4. No hay un don que no tenga importancia

"Ni el ojo puede decir a la mano: no te necesito, ni tampoco la cabeza a los pies: no tengo necesidad de vosotros. Antes bien los miembros del cuerpo que parecen menos débiles, son los mas necesarios" (1.Corintios 12:21-22).

5. Para que un determinado don o carisma sea genuinamente un don del Espíritu Santo se muestra al ejercitarlo como un servicio de amor incondicional a la edificación de la iglesia, su unidad, y el cumplimiento de su misión en el mundo

“Sino que siguiendo la verdad en amor, crezcamos en todo aquel que es la cabeza, esto es Cristo, de quien todo el cuerpo, bien concertado y unido entre si por todas las coyunturas que se ayudan mutuamente, según la actividad propia de cada miembro, recibe su crecimiento para ir edificándose en amor” (Efesios 4:15-16)

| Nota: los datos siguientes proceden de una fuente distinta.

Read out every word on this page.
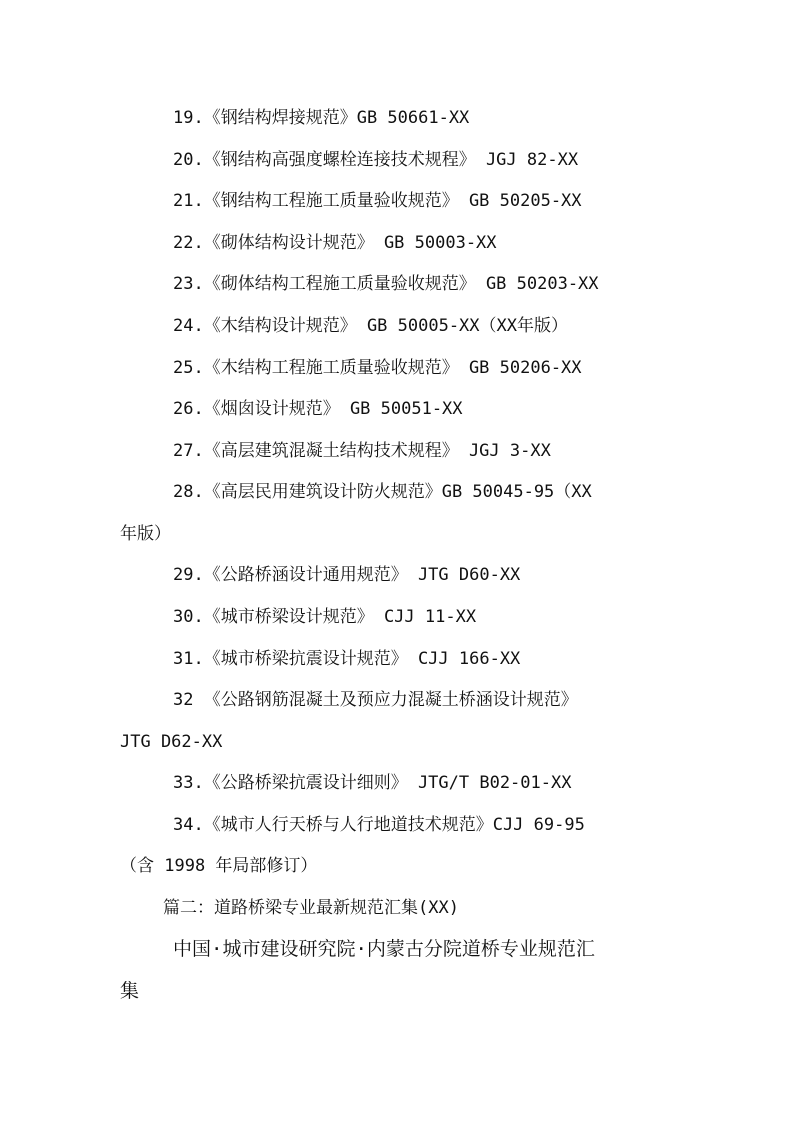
19.《钢结构焊接规范》GB 50661-XX
20.《钢结构高强度螺栓连接技术规程》 JGJ 82-XX
21.《钢结构工程施工质量验收规范》 GB 50205-XX
22.《砌体结构设计规范》 GB 50003-XX
23.《砌体结构工程施工质量验收规范》 GB 50203-XX
24.《木结构设计规范》 GB 50005-XX（XX年版）
25.《木结构工程施工质量验收规范》 GB 50206-XX
26.《烟囱设计规范》 GB 50051-XX
27.《高层建筑混凝土结构技术规程》 JGJ 3-XX
28.《高层民用建筑设计防火规范》GB 50045-95（XX
年版）
29.《公路桥涵设计通用规范》 JTG D60-XX
30.《城市桥梁设计规范》 CJJ 11-XX
31.《城市桥梁抗震设计规范》 CJJ 166-XX
32 《公路钢筋混凝土及预应力混凝土桥涵设计规范》
JTG D62-XX
33.《公路桥梁抗震设计细则》 JTG/T B02-01-XX
34.《城市人行天桥与人行地道技术规范》CJJ 69-95
（含 1998 年局部修订）
篇二：道路桥梁专业最新规范汇集(XX)
中国·城市建设研究院·内蒙古分院道桥专业规范汇
集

La Iglesia del tiempo presente, debe ser una iglesia que abunde en los dondes espirituales, pues así era la Iglesia primitiva. "El Nuevo Testamento informa que la Iglesia del primer siglo creía en el Bautismo en el Espíritu Santo o Bautismo de fuego (Hch. 1:5, 11:15-16), y que también practicaba la imposición de manos para impartir este bautismo del Espíritu Santo (Hechos 8:14-17, 19:1-6). También se puede leer que los dones del Espíritu en la Iglesia primitiva, incluyendo el hablar en lenguas, eran normales y conocidos. Los escritores cristianos del segundo siglo, utilizaron la palabra griega χάρισμα o carisma, "presente" o "regalo divino" para referirise a estos dones, es decir, la misma palabra que empleó el apóstol Pablo en sus nueve dones del Espíritu, que incluían el hablar en lenguas (1 Corintios 12)."

Cada miembro de la Iglesia tiene una obra específica que hacer. Cada uno tiene su lugar en el plan eterno del cielo. Cada uno debe trabajar para la salvación de las almas.

“...De gracia recibisteis, dad de gracia” (Mateo 10:8).